A New Test for MuSK Antibodies is Available
Professor Angela Vincent
Weatherall Institute of Molecular Medicine Oxford
As most of you know, the weakness in MG is caused by defects in the nerve -> muscle ‘ignition system’. Usually, there is an immune attack on the muscle surface near the nerve endings; it causes loss of the ‘ignition locks’ (the acetylcholine receptors or AChRs for short). These AChRs crucially make sure that your muscles contract when you tell them to. Most patients with typical generalised MG weakness have antibodies that latch onto the AChRs and destroy them. These antibodies are routinely measured (with radioactive AChR) in many diagnostic labs. In Oxford, we test about 100 blood samples a week; the positive cases (about 1 in 10) can be given a firm diagnosis of MG.
We have known for a long time that about 12% of patients with typical generalised MG do not have antibodies against AChR, and are misleadingly called ‘antibody-negative’. In fact, they clearly get better with plasma exchange and steroid treatment, just like typical MG patients, so they must have some other harmful antibodies. These can be transferred from MG mums to their developing babies, occasionally causing weakness in them – again as in typical MG.
In the MGA News (June 2001 Edition, P12), we said we had identified a new target for these antibodies, a different protein called MuSK. This MuSK is important because it helps the muscles cluster the AChRs opposite the nerve endings (see David Beeson’s diagram on P5). We have found antibodies against MuSK in about half of the previously ‘antibody-negative’ patients – ie about 6% of all MG patients. Interestingly, we find antibodies against AChR or MuSK in completely separate patients, so there must be at least two distinct types of MG. We are now trying to learn more about the antibodies against MuSK, and to see if there is anything different about the myasthenia – or its ideal treatment – in the patients who have them. So far, it seems that they often have particular trouble with swallowing, speaking and chewing, and never have a thymoma
After cloning the gene and mass-producing MuSK in cultured cells, we now purify it in small amounts. We make it slightly radioactive and then use it to measure the antibodies. Over the last year in Oxford, this test has given very clear results and thus a firm diagnosis for more patients. It took some time to get commercial companies involved, but RSR Ltd (Cardiff) will start producing a “kit” in the next month or two so that other labs in the UK or Europe can measure the antibodies. RSR will also sell this material to the Athena Diagnostics labs in the USA, to allow them to test patients on that side of the Atlantic.

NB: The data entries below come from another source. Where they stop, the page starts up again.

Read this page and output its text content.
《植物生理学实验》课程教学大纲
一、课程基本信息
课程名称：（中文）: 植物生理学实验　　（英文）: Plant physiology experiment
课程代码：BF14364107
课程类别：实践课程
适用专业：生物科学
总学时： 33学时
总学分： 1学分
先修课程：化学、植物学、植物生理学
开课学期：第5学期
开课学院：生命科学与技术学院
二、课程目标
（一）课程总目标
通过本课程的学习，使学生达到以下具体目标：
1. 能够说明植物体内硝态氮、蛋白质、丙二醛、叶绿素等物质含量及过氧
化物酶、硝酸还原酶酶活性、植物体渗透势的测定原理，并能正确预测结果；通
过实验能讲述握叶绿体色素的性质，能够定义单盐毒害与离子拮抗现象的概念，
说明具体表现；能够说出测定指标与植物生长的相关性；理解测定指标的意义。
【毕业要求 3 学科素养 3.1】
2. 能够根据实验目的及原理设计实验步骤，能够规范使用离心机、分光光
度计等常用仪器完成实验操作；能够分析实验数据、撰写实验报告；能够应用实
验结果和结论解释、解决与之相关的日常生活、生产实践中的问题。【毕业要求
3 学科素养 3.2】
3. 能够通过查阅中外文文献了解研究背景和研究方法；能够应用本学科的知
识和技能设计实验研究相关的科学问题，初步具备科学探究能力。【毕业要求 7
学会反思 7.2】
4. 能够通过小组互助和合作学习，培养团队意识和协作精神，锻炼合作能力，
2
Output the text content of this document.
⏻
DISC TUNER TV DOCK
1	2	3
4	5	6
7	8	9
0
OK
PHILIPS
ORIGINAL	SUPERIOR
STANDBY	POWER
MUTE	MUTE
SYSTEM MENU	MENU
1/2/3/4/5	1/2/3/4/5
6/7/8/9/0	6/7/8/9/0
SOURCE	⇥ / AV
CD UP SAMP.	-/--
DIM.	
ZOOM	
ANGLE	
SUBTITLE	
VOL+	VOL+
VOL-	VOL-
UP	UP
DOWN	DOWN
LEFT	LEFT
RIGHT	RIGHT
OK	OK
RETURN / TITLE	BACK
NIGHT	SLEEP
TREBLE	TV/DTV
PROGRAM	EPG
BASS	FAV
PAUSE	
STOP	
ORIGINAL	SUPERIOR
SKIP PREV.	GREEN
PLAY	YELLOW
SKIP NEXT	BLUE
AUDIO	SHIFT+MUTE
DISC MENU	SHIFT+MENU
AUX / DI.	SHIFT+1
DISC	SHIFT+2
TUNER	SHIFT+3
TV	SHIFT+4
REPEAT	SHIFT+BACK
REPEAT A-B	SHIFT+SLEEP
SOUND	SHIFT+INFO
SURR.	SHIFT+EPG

Doctors who need this test should send 1 ml of serum in a screw-topped polypropylene tube (double packed for the mail) to:
Prof Angela Vincent,
Neurosciences Group,
Weatherall Institute of Molecular Medicine,
John Radcliffe Hospital,
Oxford
OX3 9DS.
I’m afraid we have to charge £30 per test to help cover the costs. Any profits go into our research – not only for this form of MG, but also to help identify the target for antibodies in the mysterious remaining 6%.
MGA NEWS Summer 2003
Angela Vincent 20th century update below

Angela Vincent qualified in 1966 at Westminster Hospital Medical School but subsequently did an MSc in Biochemistry at University College, London. Working with Ricardo Miledi FRS in the Biophysics Department at UCL, she became involved in some of the earliest studies on acetylcholine receptors in myasthenia gravis and congenital myasthenic syndromes, and began a long partnership with Prof John Newsom-Davis. Together they set up the Neurosciences Group at the Royal Free Hospital which moved to the newly-established Weatherall Institute of Molecular Medicine in Oxford in 1988. Since Newsom-Davis’ retirement in 1998, she has led the Neuroimmunology Group. Since 1992 she has been an honorary consultant in immunology and established a national and international referral centre for the diagnosis of immune-mediated neurological diseases. From 2005-2008, she was Head of Department of Clinical Neurology. She is now Emeritus Professor of Neuroimmunology in Oxford, Professor of Neuroimmunology at the Institute of Neurology, University College London, and an Emeritus Fellow of Somerville College.
She has an Honorary degree from the University of Bergen (2004), and is a Fellow of the Academy of Medical Sciences. She is an Associate Editor of Brain and was President of the International Society of Neuroimmunology (2001-2004). She has authored over 250 peer-reviewed papers and has coedited four books including one on pediatric neuroimmunology with R C Dale (2010).
Her major clinical interest is in the role of auto-antibodies to ion channels and receptors in peripheral and central disorders, and in advancing the diagnosis of these conditions. Her research interests include neuromuscular junction disorders, models of immune-mediated CNS diseases, and the influence of maternal antibodies in neurodevelopmental disorders.